Lucky Boy, I sent a reply last week, but it didn't post. Let me try again. The jump is in spacial and musical properties. Microdynamics are quite a bit better too. It is a pricy upgrade, but if I had a few extra thousand, I'd do it. If you had about 6-8 K you could sell the 581SE and buy Steve Huntley's781 unit. This takes all the improvements and reinforces them to the point of launching this unit into world class contender. It removes the last vestige of the "Wadia" digital sound that seems to have existed in the units they have produced for about the last 12-14 years (near where the #27 came out) I put off buying a new car this ear as it has and will continue to give me far greater pleasure. I made a few Cassette tapes on my Nakamichi and have passed them out to a few friends. They are blown away! of course they kill any car CD player. Happy Holidays.
Hi David,

Thanks very much for the review. I was wondering if you could let me know how big of an improvement to move from 581se to 781. Thanks very much.

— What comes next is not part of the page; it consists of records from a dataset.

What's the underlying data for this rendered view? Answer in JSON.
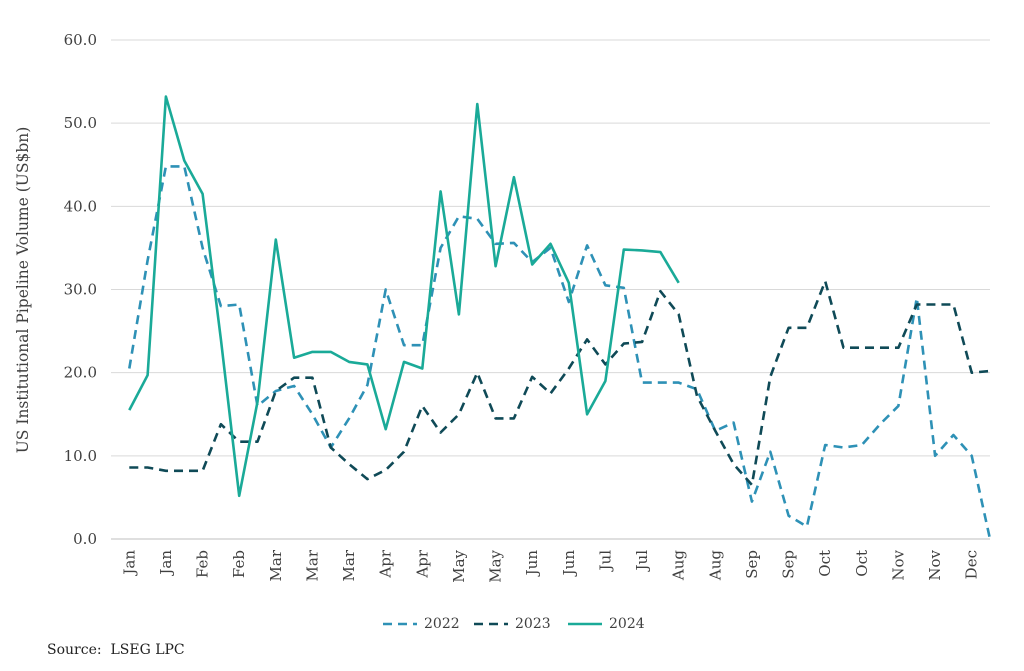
{
  "chart_data": {
    "type": "line",
    "ylabel": "US Institutional Pipeline Volume (US$bn)",
    "ylim": [
      0,
      60
    ],
    "yticks": [
      "0.0",
      "10.0",
      "20.0",
      "30.0",
      "40.0",
      "50.0",
      "60.0"
    ],
    "categories": [
      "Jan",
      "Jan",
      "Feb",
      "Feb",
      "Mar",
      "Mar",
      "Mar",
      "Apr",
      "Apr",
      "May",
      "May",
      "Jun",
      "Jun",
      "Jul",
      "Jul",
      "Aug",
      "Aug",
      "Sep",
      "Sep",
      "Oct",
      "Oct",
      "Nov",
      "Nov",
      "Dec"
    ],
    "grid": "horizontal",
    "legend_position": "bottom",
    "series": [
      {
        "name": "2022",
        "style": "dashed",
        "color": "#2e91b6",
        "x": [
          0,
          0.5,
          1,
          1.5,
          2,
          2.5,
          3,
          3.5,
          4,
          4.5,
          5,
          5.5,
          6,
          6.5,
          7,
          7.5,
          8,
          8.5,
          9,
          9.5,
          10,
          10.5,
          11,
          11.5,
          12,
          12.5,
          13,
          13.5,
          14,
          14.5,
          15,
          15.5,
          16,
          16.5,
          17,
          17.5,
          18,
          18.5,
          19,
          19.5,
          20,
          20.5,
          21,
          21.5,
          22,
          22.5,
          23,
          23.5
        ],
        "values": [
          20.5,
          33.5,
          44.8,
          44.8,
          35.0,
          28.0,
          28.2,
          16.0,
          17.8,
          18.4,
          15.0,
          11.0,
          14.5,
          18.5,
          30.0,
          23.3,
          23.3,
          35.0,
          38.8,
          38.5,
          35.5,
          35.6,
          33.3,
          35.0,
          28.5,
          35.3,
          30.5,
          30.2,
          18.8,
          18.8,
          18.8,
          18.0,
          13.0,
          14.0,
          4.5,
          10.5,
          2.8,
          1.5,
          11.3,
          11.0,
          11.3,
          13.8,
          16.0,
          29.0,
          10.0,
          12.5,
          10.0,
          0.0
        ]
      },
      {
        "name": "2023",
        "style": "dashed",
        "color": "#0f4a57",
        "x": [
          0,
          0.5,
          1,
          1.5,
          2,
          2.5,
          3,
          3.5,
          4,
          4.5,
          5,
          5.5,
          6,
          6.5,
          7,
          7.5,
          8,
          8.5,
          9,
          9.5,
          10,
          10.5,
          11,
          11.5,
          12,
          12.5,
          13,
          13.5,
          14,
          14.5,
          15,
          15.5,
          16,
          16.5,
          17,
          17.5,
          18,
          18.5,
          19,
          19.5,
          20,
          20.5,
          21,
          21.5,
          22,
          22.5,
          23,
          23.5
        ],
        "values": [
          8.6,
          8.6,
          8.2,
          8.2,
          8.2,
          13.8,
          11.7,
          11.7,
          17.8,
          19.4,
          19.4,
          11.0,
          9.0,
          7.2,
          8.3,
          10.5,
          16.0,
          12.8,
          15.0,
          20.0,
          14.5,
          14.5,
          19.5,
          17.5,
          20.5,
          24.0,
          21.0,
          23.5,
          23.7,
          29.8,
          27.0,
          17.2,
          13.0,
          9.0,
          6.5,
          19.5,
          25.4,
          25.4,
          31.0,
          23.0,
          23.0,
          23.0,
          23.0,
          28.2,
          28.2,
          28.2,
          20.0,
          20.2
        ]
      },
      {
        "name": "2024",
        "style": "solid",
        "color": "#1aaa98",
        "x": [
          0,
          0.5,
          1,
          1.5,
          2,
          2.5,
          3,
          3.5,
          4,
          4.5,
          5,
          5.5,
          6,
          6.5,
          7,
          7.5,
          8,
          8.5,
          9,
          9.5,
          10,
          10.5,
          11,
          11.5,
          12,
          12.5,
          13,
          13.5,
          14,
          14.5,
          15,
          15.5
        ],
        "values": [
          15.5,
          19.7,
          53.2,
          45.5,
          41.5,
          24.0,
          5.2,
          16.5,
          36.0,
          21.8,
          22.5,
          22.5,
          21.3,
          21.0,
          13.2,
          21.3,
          20.5,
          41.8,
          27.0,
          52.3,
          32.8,
          43.5,
          33.0,
          35.5,
          30.8,
          15.0,
          19.0,
          34.8,
          34.7,
          34.5,
          30.8,
          null
        ]
      }
    ]
  },
  "source": "Source:  LSEG LPC"
}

As far as the 270SE/27i VS: 781 stock, I'd say the 781 still is more musical and perhaps not as powerful in the bass. Bass resolution however is still a bit better in the 781. The 781 is all about the conveyance of the music's emotion while not going the overly warm and syrupy route of so many tubed units. If you have or have heard a Wadia 270,27, 581, 781 etc then you are aware of what these things can and do tell you about the actual sounds encoded on that disk as far as detail in comparison to the sort of players that sugger coat the information in order to make poor sounding disks more listenable. For me I still couldn't handle the sterlity of the 270/27 (and all its variants)in comparison to the latest 3 models (581,581SE and 781)I'm not trying to step on any toes here, and we all have our own beliefs and ears. This was just what I thought of these units. Aloha, David.
No it was not my own, but it was in my system (cables, pre, amp speakers...)Yes it was the 27i (not iX) and the 270 SE. The big dif is not in resolution, but in 3D imaging and way way more musical. The 27/270 still has the newer (from I guess 2000 or whenever the 27 came out)Wadia sound. I charachterize it as bright, thin lower treble (no weight to the cymbles of a modern drum kit.) and with a bit of glare attched to that brightness. The 781 Moded is music. It still has the ultra high see through resolution that the 27/270 have, but you forget about the equpment because you feel the emotion of the performance quite strongly. It is very analogue sounding if the CD has been done to that level. Otherwise it will show the digititis encoded within!
Thanks for your reply. Just to be clear, the system you heard the 270se/27ix was not your own? And your 75% comment is unmodded combo versus unmodded 781?
It was an "i" Version, but not clock linked to a Wadia 7 Transport. I have heard the 27iX and 270SE together. That was good, about 75% of this 781 I have. The first 27 I heard was near painful in my setup. I tried dif cables, transports, I solation devices etc. No luck for me. PS, I'll try to go back and re-paragraph my review. I was in a hurry to get it posted before I left on vacation. Thanks for your input, David.
Paragraphs are your friend. In any case, was the 27 an i unit and were you running clocklinked to the 270se with glass (obviously)? Did you have the same system you have now when you evaluated the 27?